M. Basly, député de Lens et la "résurrection" des mines du Pas-de-Calais
M. Émile Basly, député et maire de Lens, a bien voulu nous entretenir de la reconstitution des mines du Pas-de-Calais et notamment de celles de Lens, inondées et systématiquement détruites à coup de canon par les artilleurs boches.
̶ Laissez-moi vous dire tout de suite nous a-t-il déclaré, que nous sommes tous unanimes à reconnaître dans le Pas-de-Calais, que le seul architecte capable de se mesurer avec les réalités et de surmonter obstacles et difficultés, c’est M. Élie Remeaux, directeur, des mines de Lens. Malgré ses soixante-dix-huit ans sonnés, il sera encore l’indispensable artisan de l’œuvre de reconstitution et de "résurrection" de notre bassin houiller. Mais grande, difficile et complexe sera sa tâche, ainsi que celle des éminents ingénieurs qui sont ses collaborateurs, depuis de nombreuses années. Ceux-là, ̶ j’en ai la plus profonde conviction. ̶ sauront substituer la vie à la mort dans nos régions désolées, dévastées, ravagées, incendiées.

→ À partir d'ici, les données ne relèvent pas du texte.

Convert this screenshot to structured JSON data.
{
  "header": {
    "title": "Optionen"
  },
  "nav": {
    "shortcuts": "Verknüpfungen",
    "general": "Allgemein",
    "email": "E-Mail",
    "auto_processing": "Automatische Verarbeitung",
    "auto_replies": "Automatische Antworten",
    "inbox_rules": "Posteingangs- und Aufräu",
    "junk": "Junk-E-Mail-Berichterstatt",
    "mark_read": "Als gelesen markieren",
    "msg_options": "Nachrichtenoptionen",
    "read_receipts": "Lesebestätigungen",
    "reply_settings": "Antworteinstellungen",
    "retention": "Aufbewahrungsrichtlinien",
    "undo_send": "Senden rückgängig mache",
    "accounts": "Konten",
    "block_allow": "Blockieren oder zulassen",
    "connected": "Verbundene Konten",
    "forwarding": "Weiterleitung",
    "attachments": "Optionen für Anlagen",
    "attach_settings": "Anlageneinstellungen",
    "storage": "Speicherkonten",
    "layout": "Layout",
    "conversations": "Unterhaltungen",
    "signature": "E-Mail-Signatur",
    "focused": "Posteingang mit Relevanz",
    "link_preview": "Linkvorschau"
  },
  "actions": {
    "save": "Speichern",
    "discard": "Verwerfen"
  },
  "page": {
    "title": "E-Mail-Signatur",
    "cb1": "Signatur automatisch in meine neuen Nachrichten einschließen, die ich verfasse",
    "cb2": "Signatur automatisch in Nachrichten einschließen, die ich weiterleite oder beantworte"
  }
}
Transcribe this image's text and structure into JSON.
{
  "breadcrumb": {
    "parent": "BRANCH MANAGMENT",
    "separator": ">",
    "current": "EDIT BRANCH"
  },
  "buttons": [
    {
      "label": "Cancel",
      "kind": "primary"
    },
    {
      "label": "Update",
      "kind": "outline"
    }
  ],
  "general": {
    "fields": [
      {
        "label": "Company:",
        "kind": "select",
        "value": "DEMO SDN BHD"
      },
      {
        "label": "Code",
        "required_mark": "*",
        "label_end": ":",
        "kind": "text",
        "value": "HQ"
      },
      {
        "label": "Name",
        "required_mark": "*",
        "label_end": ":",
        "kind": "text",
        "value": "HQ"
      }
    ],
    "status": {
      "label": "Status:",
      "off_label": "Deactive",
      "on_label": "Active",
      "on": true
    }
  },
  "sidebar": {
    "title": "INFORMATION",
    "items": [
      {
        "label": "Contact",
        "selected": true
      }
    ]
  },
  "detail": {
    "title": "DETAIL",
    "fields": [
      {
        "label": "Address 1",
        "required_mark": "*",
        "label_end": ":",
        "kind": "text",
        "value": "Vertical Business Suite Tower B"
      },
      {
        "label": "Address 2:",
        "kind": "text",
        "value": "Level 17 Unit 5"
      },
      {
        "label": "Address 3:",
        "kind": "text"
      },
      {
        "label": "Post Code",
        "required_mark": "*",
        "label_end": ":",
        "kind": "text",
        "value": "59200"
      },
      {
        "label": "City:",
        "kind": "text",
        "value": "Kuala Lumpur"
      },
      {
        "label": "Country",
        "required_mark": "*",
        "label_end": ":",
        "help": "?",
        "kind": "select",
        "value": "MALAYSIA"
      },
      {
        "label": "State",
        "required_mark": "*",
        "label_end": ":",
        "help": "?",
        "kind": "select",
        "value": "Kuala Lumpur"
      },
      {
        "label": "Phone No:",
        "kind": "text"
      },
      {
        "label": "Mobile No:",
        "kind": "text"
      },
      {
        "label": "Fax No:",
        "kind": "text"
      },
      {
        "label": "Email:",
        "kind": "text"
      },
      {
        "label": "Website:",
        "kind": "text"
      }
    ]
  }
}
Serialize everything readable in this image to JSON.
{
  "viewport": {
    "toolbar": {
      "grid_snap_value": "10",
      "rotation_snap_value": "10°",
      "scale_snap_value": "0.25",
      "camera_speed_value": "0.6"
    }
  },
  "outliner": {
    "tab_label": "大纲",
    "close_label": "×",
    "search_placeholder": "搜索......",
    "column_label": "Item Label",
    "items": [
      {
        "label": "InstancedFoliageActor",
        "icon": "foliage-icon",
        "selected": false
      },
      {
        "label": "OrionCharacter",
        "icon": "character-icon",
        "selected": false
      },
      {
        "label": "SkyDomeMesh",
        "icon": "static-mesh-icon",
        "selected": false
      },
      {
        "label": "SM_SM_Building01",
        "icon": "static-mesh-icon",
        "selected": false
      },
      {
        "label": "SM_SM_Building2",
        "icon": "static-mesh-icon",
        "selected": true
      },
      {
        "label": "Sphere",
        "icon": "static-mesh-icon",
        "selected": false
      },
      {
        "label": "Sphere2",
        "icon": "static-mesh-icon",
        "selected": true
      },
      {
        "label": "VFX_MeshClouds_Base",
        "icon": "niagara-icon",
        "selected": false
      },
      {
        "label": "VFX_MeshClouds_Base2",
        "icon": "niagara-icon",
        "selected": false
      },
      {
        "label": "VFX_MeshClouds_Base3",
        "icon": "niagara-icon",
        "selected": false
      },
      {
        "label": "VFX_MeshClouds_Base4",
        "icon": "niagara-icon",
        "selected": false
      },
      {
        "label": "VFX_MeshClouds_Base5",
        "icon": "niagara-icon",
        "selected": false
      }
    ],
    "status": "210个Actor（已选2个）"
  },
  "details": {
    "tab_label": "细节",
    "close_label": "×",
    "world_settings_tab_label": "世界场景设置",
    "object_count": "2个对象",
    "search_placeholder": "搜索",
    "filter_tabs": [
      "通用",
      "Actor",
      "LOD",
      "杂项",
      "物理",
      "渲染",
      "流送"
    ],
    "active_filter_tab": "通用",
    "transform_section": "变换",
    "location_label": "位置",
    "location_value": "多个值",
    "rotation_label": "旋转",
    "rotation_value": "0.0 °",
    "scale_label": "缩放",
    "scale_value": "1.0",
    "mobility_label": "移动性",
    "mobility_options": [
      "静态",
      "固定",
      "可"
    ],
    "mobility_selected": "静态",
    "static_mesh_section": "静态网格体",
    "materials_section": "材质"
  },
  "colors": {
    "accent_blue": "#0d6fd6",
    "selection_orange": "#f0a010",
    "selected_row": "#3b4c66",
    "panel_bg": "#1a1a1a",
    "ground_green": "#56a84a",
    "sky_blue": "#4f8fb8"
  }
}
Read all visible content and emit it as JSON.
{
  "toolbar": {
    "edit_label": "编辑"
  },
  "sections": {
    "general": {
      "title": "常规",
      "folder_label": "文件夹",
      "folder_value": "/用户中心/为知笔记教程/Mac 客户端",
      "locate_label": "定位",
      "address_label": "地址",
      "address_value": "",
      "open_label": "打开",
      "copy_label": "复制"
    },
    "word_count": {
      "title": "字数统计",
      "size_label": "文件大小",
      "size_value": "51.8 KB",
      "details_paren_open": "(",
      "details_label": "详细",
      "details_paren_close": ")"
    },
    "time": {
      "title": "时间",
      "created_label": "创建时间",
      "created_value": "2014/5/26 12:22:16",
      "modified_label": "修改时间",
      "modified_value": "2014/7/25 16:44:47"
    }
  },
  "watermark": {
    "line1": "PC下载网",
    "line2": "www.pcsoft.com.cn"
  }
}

Je crois ainsi, que l’on pourra extraire du charbon dans un délai de trois ans, car, à Lens, on trouve des couches de charbon à 200 mètres de profondeur. C’est dire par conséquent, qu’à 50 mètres plus bas, on pourra creuser de nouvelles galeries. Puis on continuera par les puits qui ne dépassent pas 500 ou 600 mètres de profondeur.
Il faudra en outre s’occuper simultanément de la reconstitution des six mille maison détruites ou ébranlées par les obus.
Et puis, que sont devenues les dix mille mineurs occupés tant à la surface qu’au fond ? Tous disséminés, éparpillés dans les différents centres houillers de France et hélas ! d’Allemagne. C’est donc le problème de la main-d’œuvre qui se pose. ̶ au double problème en réalité, si l’on songe au nombre de maçons qu’il faudra recruter pour réédifier ou consolider.
La France du Nord, jeudi 16 et vendredi 17 août 1917. Archives départementales du Pas-de-Calais, PG 16/96.